Het motto van festival Roadburn, afgelopen april in Tilburg, was redefining heaviness. Concreet betekende dat: meer muzikale smaken opdienen en een jonger publiek aanspreken. Het optreden van Die Wilde Jagd en het Metropole Orkest kwam een eind in die richting. Het groeide uit tot festivalhoogtepunt, waarin beeldende elektronica en klassieke instrumenten elkaar doeltreffend omarmden. Het podium in Vera is uiteraard veel te klein voor een dergelijk, groots aangezet geheel. Toch weet het trio uit Berlijn ook zonder orkest diepe indruk te maken met tussen ambient en postrock laverende klanken.
Voordat het zover is, mag James Cook [foto hierboven] het doen met een verrassingsoptreden. De tegenwoordig in Berlijn residerende Brit staat niet aangekondigd voor vanavond. Hoe dan ook: ondersteund door drums en beats uit een doosje, brengt zanger-gitarist Cook zijn soms naar wave neigende songs ten gehore. Cook is zeker geen slechte zanger en een goed nummer schrijven kan hij ook. Zoals tegen het eind van het optreden blijkt, wanneer emotionele lading de overhand krijgt. Cook oogt als een door de wol geverfde muzikant en is dat misschien ook wel. Maar in een redelijk gevuld Vera laat hij geen onuitwisbare indruk achter, omdat muzikale schetsmatigheid te vaak overheerst.
Vorig jaar verscheen ophio, de derde plaat van Die Wilde Jagd [overige foto’s]. In acht onheilspellende composities vormt de natuurlyriek van anchorman Sebastiaan Lee Philipp de rode draad voor op het onderbewustzijn inwerkende muziek. Op het podium van Vera zijn bij tijd en wijle psychedelische beeldprojecties een weldadige toevoeging aan het bedwelmende optreden, dat voor een groot deel bestaat uit nummers van ophio. Meer dan op voorgaande platen viert afwisseling tussen stijlen en stemmingen hoogtij, met een eveneens ongrijpbaar concert als gevolg.

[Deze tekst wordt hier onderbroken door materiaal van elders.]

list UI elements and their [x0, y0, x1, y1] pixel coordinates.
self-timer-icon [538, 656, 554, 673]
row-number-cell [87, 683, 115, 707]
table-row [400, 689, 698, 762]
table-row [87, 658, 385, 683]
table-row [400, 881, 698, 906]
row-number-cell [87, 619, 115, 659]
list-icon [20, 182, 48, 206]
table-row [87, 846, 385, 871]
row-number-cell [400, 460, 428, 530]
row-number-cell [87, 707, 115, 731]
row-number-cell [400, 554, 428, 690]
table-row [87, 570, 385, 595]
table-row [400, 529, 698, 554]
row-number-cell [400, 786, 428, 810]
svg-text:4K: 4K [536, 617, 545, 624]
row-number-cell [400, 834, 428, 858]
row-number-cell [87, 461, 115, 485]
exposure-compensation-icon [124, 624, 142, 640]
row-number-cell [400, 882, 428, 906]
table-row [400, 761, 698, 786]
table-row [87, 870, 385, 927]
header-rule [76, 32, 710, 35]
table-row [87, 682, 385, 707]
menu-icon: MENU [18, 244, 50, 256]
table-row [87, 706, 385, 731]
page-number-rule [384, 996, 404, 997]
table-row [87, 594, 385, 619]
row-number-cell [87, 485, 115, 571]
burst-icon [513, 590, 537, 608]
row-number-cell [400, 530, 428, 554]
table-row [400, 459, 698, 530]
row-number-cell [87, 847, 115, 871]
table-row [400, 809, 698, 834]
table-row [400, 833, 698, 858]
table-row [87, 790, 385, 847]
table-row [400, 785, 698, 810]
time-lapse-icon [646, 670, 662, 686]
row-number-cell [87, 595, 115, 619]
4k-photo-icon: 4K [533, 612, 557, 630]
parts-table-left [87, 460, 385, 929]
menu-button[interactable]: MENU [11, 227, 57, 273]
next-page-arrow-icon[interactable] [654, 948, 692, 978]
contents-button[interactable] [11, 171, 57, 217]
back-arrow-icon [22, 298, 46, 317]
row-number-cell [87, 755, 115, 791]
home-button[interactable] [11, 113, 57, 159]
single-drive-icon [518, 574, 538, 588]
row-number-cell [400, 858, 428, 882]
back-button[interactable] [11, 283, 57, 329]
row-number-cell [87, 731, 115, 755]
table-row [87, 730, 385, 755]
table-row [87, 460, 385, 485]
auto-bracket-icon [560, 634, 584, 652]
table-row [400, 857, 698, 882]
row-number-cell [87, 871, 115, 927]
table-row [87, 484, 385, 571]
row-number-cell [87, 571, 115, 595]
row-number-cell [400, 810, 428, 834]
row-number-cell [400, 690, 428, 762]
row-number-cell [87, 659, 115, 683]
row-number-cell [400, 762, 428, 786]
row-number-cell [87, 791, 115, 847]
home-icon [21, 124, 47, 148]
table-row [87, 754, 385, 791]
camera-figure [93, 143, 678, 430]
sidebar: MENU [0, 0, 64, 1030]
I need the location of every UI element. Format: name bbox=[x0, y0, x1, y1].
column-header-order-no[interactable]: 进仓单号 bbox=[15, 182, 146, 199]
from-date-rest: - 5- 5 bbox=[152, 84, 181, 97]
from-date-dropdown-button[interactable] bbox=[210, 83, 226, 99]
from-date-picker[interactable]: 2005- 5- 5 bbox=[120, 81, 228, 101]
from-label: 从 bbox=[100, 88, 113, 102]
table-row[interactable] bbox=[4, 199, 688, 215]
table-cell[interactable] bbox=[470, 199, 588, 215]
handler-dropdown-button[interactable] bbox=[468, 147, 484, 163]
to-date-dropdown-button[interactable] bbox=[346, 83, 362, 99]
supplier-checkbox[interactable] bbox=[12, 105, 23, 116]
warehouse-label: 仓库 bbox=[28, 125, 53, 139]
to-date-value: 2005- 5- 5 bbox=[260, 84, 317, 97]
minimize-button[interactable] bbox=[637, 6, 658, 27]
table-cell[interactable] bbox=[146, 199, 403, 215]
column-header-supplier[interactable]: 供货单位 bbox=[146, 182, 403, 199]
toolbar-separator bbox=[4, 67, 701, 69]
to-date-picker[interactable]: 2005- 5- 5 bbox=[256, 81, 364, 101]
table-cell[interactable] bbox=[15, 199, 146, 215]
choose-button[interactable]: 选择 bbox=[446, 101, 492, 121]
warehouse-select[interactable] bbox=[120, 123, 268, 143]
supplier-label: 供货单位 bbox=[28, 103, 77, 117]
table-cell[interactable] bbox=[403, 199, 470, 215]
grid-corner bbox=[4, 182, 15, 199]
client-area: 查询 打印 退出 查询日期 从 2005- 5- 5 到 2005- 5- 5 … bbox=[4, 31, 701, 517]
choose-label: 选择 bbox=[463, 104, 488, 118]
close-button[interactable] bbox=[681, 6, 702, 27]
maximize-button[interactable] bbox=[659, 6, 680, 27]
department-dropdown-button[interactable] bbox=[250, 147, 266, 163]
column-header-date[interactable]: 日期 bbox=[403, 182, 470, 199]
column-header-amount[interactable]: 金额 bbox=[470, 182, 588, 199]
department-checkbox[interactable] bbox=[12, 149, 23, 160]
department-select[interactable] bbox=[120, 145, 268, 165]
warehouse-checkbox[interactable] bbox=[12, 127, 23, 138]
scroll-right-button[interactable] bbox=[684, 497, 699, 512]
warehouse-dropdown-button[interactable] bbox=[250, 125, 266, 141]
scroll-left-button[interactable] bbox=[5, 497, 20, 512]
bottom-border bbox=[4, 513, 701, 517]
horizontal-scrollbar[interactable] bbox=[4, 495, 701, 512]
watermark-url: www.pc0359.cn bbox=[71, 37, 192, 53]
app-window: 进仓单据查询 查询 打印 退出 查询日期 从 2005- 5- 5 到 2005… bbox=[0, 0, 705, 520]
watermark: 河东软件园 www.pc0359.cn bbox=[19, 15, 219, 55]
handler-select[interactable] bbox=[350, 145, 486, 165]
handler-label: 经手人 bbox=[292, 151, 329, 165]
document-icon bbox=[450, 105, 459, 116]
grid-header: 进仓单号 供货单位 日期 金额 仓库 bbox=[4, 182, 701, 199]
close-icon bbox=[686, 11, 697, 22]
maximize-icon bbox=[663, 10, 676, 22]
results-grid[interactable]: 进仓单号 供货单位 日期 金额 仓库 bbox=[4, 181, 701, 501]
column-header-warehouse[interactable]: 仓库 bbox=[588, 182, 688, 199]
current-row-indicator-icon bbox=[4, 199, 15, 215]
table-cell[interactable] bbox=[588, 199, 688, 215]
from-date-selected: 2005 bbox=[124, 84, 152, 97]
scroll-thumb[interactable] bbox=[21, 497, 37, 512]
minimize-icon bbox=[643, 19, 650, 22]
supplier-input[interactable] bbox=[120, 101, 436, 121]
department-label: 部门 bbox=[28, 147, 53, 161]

Een vroeg hoogtepunt is het onderhuidse en met mystieke celloklanken omgeven ‘Perseveranz’, waarbij een minimalistische, repetitieve elektronicabasis als vanzelf een muzikale hypnose bewerkstelligt. Oosterse, meditatieve geluiden die doen denken aan de experimentele kant van Polvo vinden eveneens een uitweg in het perfect afgestelde geluid. Een surroundgeluid, jawel, dat het esoterische karakter van de laatste plaat live nog eens extra versterkt.

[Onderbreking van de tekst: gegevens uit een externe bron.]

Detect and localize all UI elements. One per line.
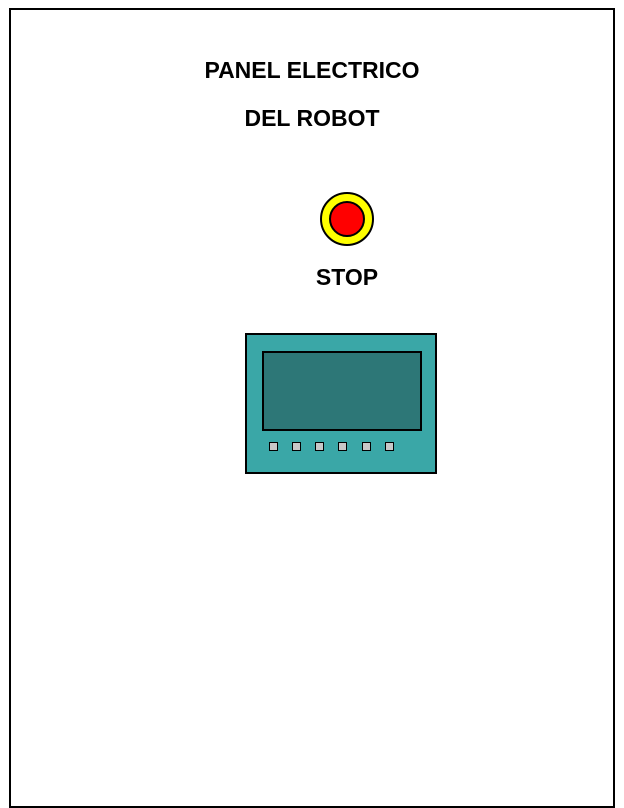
hmi-key-5[interactable] bbox=[362, 442, 371, 451]
panel-title-line-1: PANEL ELECTRICO bbox=[204, 57, 420, 83]
hmi-key-1[interactable] bbox=[269, 442, 278, 451]
hmi-terminal bbox=[245, 333, 437, 474]
hmi-key-6[interactable] bbox=[385, 442, 394, 451]
hmi-keypad bbox=[269, 442, 419, 452]
emergency-stop-core[interactable] bbox=[329, 201, 365, 237]
panel-title-line-2: DEL ROBOT bbox=[244, 105, 380, 131]
hmi-key-4[interactable] bbox=[338, 442, 347, 451]
stop-label: STOP bbox=[315, 264, 379, 290]
emergency-stop-button[interactable] bbox=[320, 192, 374, 246]
hmi-key-2[interactable] bbox=[292, 442, 301, 451]
hmi-key-3[interactable] bbox=[315, 442, 324, 451]
hmi-screen[interactable] bbox=[262, 351, 422, 431]
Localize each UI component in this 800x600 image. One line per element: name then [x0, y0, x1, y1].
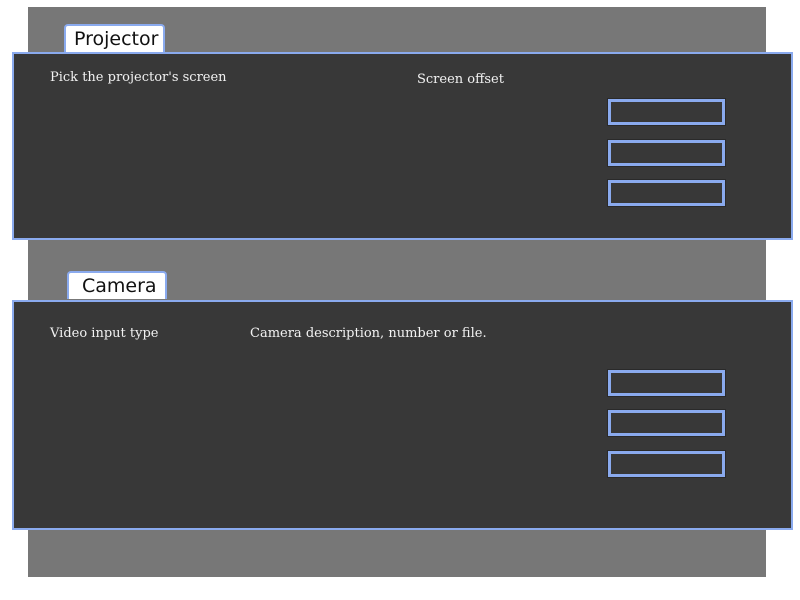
- camera-field-1[interactable]: [607, 369, 726, 397]
- tab-projector[interactable]: Projector: [64, 24, 165, 52]
- projector-field-2[interactable]: [607, 139, 726, 167]
- camera-field-2[interactable]: [607, 409, 726, 437]
- screen-offset-label: Screen offset: [417, 72, 504, 87]
- camera-description-label: Camera description, number or file.: [250, 326, 487, 341]
- projector-panel: Pick the projector's screen Screen offse…: [12, 52, 793, 240]
- tab-projector-label: Projector: [74, 28, 159, 50]
- camera-panel: Video input type Camera description, num…: [12, 300, 793, 530]
- video-input-type-label: Video input type: [50, 326, 159, 341]
- projector-screen-label: Pick the projector's screen: [50, 70, 227, 85]
- camera-field-3[interactable]: [607, 450, 726, 478]
- projector-field-1[interactable]: [607, 98, 726, 126]
- tab-camera[interactable]: Camera: [67, 271, 167, 299]
- tab-camera-label: Camera: [82, 275, 157, 297]
- projector-field-3[interactable]: [607, 179, 726, 207]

Op die manier kan ook het duel tussen de beeldend melancholieke gitaarlijn en de bedrieglijk onderkoelde zang in ‘Ouroboros’ uitgroeien tot sethoogtepunt. Niet in de laatste plaats door het zalvende cellospel van Lih Qun Wong. Maar ook drummer Ran Levari laat zich gelden door juist niet op de voorgrond te treden met slepende ritmes, zoals in het Oud-Egyptische en Indiase visioenen oproepende ‘2000 Elefanten’. Die Wilde Jagd serveert geen hapklare muzikale brokken. Wie zich echter overgeeft aan de bedwelming van het trio, ervaart een korte afslag naar het onderbewuste.